First IEF contribution to Stockholm+50
The secretariat of the Stockholm+50 International Meeting next June is leading three Leadership Dialogues to prepare broadly-based inputs to the intergovernmental meeting. The first Leadership dialogue is Reflecting on the urgent need for actions to achieve a healthy planet and prosperity of all, and a first online informal working group on this theme was held on 10 March 2022. IEF President Arthur Dahl was invited to participate. He submitted several comments in writing, and was invited to be the last participant to make an oral contribution. The following are the main IEF contributions.
On the first topic, Transforming our relationship with nature and restoring ecosystems, with reference to the goal to conserve 30 per cent of lands and oceans by 2030, IEF noted that it is important to ensure that the 30 percent goal includes areas already under Indigenous ownership and management and provides for their continued protection by reinforcing their indigenous status and responsibility.
The discussion turned to education. IEF commented that education should include systems approaches to teach the oneness of all humanity and with nature as in Indigenous worldviews, rather than the separation of economy, society and environment as at present.
The organizers asked what types of measures should be considered to track progress on sustainable development and accurately account for changes in nature? IEF responded that we need comprehensive biodiversity accounting, with biodiversity and its ecosystems serving as capital, signalling positive and negative trends, to be integrated into beyond GDP accounts.
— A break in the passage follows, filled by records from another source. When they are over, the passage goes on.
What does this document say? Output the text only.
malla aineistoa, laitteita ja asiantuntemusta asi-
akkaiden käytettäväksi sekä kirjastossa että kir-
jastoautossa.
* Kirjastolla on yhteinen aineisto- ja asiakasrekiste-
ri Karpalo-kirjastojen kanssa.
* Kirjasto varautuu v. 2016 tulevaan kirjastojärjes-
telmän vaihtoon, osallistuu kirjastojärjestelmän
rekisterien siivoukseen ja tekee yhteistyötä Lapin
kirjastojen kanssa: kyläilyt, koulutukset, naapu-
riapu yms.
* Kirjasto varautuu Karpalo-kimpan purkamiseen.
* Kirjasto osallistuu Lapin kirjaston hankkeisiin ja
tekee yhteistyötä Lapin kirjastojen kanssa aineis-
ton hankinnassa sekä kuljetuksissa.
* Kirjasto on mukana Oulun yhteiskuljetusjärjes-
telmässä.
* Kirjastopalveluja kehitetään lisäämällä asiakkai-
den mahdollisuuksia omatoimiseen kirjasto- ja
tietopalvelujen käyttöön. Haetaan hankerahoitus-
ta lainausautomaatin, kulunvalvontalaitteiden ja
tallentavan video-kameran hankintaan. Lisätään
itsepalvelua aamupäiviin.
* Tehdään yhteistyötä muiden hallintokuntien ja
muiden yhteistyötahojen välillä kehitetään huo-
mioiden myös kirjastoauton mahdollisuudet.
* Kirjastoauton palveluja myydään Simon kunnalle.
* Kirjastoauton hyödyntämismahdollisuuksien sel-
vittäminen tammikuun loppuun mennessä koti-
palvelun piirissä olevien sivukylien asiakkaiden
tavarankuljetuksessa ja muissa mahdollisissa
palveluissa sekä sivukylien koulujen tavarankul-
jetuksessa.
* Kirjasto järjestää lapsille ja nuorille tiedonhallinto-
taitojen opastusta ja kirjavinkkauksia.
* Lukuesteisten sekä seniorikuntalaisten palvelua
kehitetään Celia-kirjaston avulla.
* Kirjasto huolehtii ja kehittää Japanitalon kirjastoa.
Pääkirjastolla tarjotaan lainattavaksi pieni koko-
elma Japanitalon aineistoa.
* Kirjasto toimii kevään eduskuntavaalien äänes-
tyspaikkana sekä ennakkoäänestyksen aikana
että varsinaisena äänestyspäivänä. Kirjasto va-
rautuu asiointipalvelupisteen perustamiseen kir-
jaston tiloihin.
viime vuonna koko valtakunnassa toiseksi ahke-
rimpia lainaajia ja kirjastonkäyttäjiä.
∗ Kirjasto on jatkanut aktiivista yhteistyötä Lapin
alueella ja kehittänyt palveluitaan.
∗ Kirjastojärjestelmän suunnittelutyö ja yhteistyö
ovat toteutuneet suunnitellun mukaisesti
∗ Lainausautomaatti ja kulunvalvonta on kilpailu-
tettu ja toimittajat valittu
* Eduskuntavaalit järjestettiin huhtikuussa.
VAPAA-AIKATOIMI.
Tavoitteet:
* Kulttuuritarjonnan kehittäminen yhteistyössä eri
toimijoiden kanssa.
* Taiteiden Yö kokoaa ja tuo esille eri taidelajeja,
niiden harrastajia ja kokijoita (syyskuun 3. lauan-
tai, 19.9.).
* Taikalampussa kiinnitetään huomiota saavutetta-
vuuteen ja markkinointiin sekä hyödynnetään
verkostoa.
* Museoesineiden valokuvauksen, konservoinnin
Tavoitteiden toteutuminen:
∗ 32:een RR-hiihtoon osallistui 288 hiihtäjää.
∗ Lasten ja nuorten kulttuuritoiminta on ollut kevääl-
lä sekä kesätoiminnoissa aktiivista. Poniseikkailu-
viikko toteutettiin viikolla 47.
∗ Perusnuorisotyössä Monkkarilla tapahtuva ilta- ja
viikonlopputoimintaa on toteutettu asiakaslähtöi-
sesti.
Similarly, carbon accounts should tax releases of carbon from terrestrial storage, consider atmospheric carbon as carbon debt and charge interest to historical emitters, and reward carbon sequestration including by natural systems, to create positive as well as negative incentives. See https://iefworld.org/ddahl_accounting
The second topic was Producing and consuming sustainably and fighting pollution, including the question: What actions on pollution issues, including plastics, chemicals and waste, are needed to raise global ambition commensurate with climate change and biodiversity? IEF proposed that, beyond the planned plastics convention, we need global legislation on chemical and waste pollution of the global commons, beyond voluntary state action, also binding on non-state actors like multinational corporations, and enforceable on both producers and consumers. This could include toxic chemicals, fixed nitrogen and phosphorus for which planetary boundaries are exceeded, and wastes including space junk. See https://globalgovernanceforum.org/filling-a-critical-gap-in-global-envi… or https://iefworld.org/ddahl_pollution.
Finally, on the third topic, Social justice and intergenerational equity, the organizers asked about institutional and capacity gaps to enforcing environmental law and human rights. This is where Arthur was requested to make an oral contribution. He noted that there is no global governance for big business, which drives much environmental and social damage. The present corporate paradigm has no moral framework and is just institutionalized greed with financial profit as the legal responsibility that justifies any means. There should be a requirement that every corporation builds into its legal charter obligations for social and environmental responsibility to do good and prevent harm. He referred to his recent paper on this for ebbf at https://ebbf.medium.com/challenging-assumptions-of-old-business-models-….
This represents a good start to IEF contributions to Stockholm+50 on 2-3 June, including the IEF annual conference.